Oh Andy….

Today, Andy Johnson officially signed for QPR on a two year contract, leaving Fulham after four seasons of patchy service. Tim has a great run down of Andy’s impact at Fulham from earlier this year here, albeit with some not particularly glowing conclusions.

So what will we remember of Andy’s time at Fulham? Signed in the summer of 2008, Johnson represented the new beginning for Fulham under Roy Hodgson. Having been rescued from imminent disaster, Hodgson was putting his mark on the team by rebuilding the strike force and it was certainly made in his image – both Zamora and Johnson were hard grafters with a built in team ethic contributing to a new Fulham line up based on defensive solidity. This limited the attacking output for both players (AJ had a relatively meagre haul of 7 goals in his first term and Zamora became a fan scapegoat) yet Fulham finished the season in their highest ever position with both strikers gaining plaudits as the ‘hardest working strike partnership in the league’.

Unfortunately for AJ, this represented the high point in his Fulham career. Badly injured in an early Europa League game by a horrific tackle from an Amkar Perm player, Johnson was ruled our for a long period managed only 8 games in the league before injuring his knee and being ruled out for the season. He was never able to build upon his first solid season and missed out on the now mythical Fulham Europa League campaign that changed the fortunes of so many players – Gera, Zamora and Baird to name a few. This is the part of the problem with AJ. He was brought in as part of the rebuild but ended up missing the pinnacle of the Hodgson era and was never taken to heart by the Fulham faithful. Yes we chanted his name, but it seemed more because of his positive attitude and hard running than actual affection.

Which leads me on to the second part of the problem with AJ – his output. He is a classic English poacher, always ‘running the channels’, ‘pulling defenders out of position’ and all those other classic phrases from the English footballing lexicon. The problem was, he rarely achieved anything significant. Two more attacking managers have since come to Fulham and Johnson has only ever been a peripheral figure. Perhaps his greatest Fulham moment was scoring a hattrick in October against QPR. At that point it looked as though he might have turned a corner but he quickly fell back into not scoring before injury claimed most of his season.
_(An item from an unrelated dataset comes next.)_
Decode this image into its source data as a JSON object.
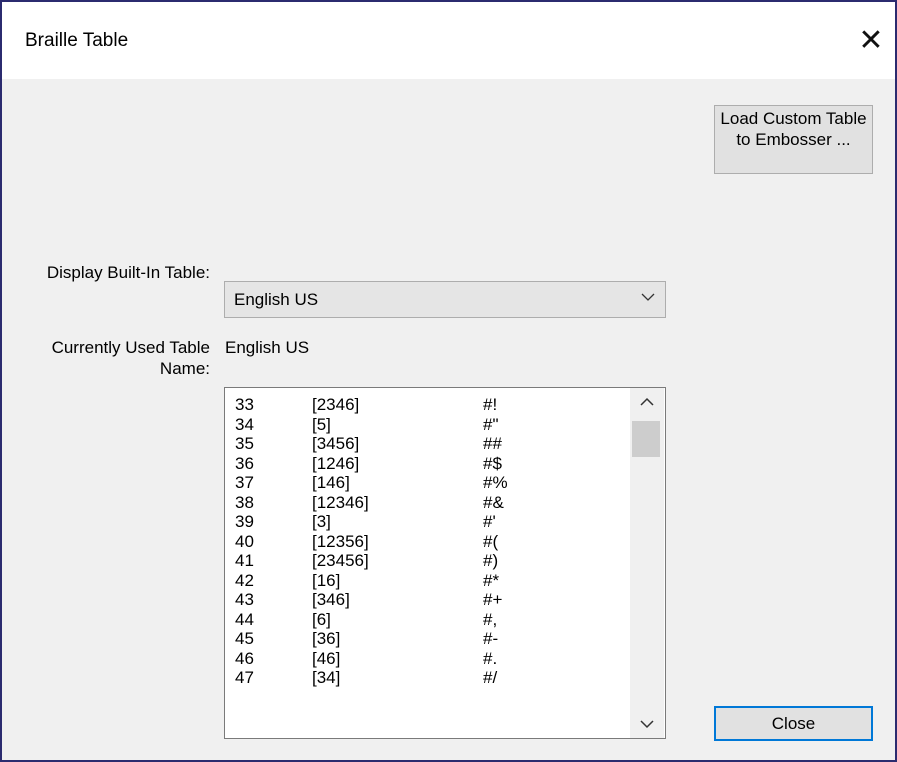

So ultimately, he was the high profile striker who failed to deliver the goods. We should not overlook his role in our highest ever finish, but injury and poor form never allowed him to improve. No Fulham fans will be mourning his departure, with initial reaction seemingly one of mirth that QPR is his destination. He might just be a shrewd signing for them though – assuming the role that he was brought to Fulham for initially: an experienced player who can help make the team a solid outfit after a very close shave with relegation.

Born in the US, raised in the UK and now living in London, Alex has been following Fulham since the late 90s and is a current season ticket holder. Part time Football Manager addict.

12 thoughts on “Oh Andy….

  1. What a lot of bollocks!!!! I’m no AJ fan but he knew where the net was, he was adored by ffc fans till 20 minutes ago and I’m not quite sure where ffc go now…seems like players are happy to leave but not so keen to join and play under jol!!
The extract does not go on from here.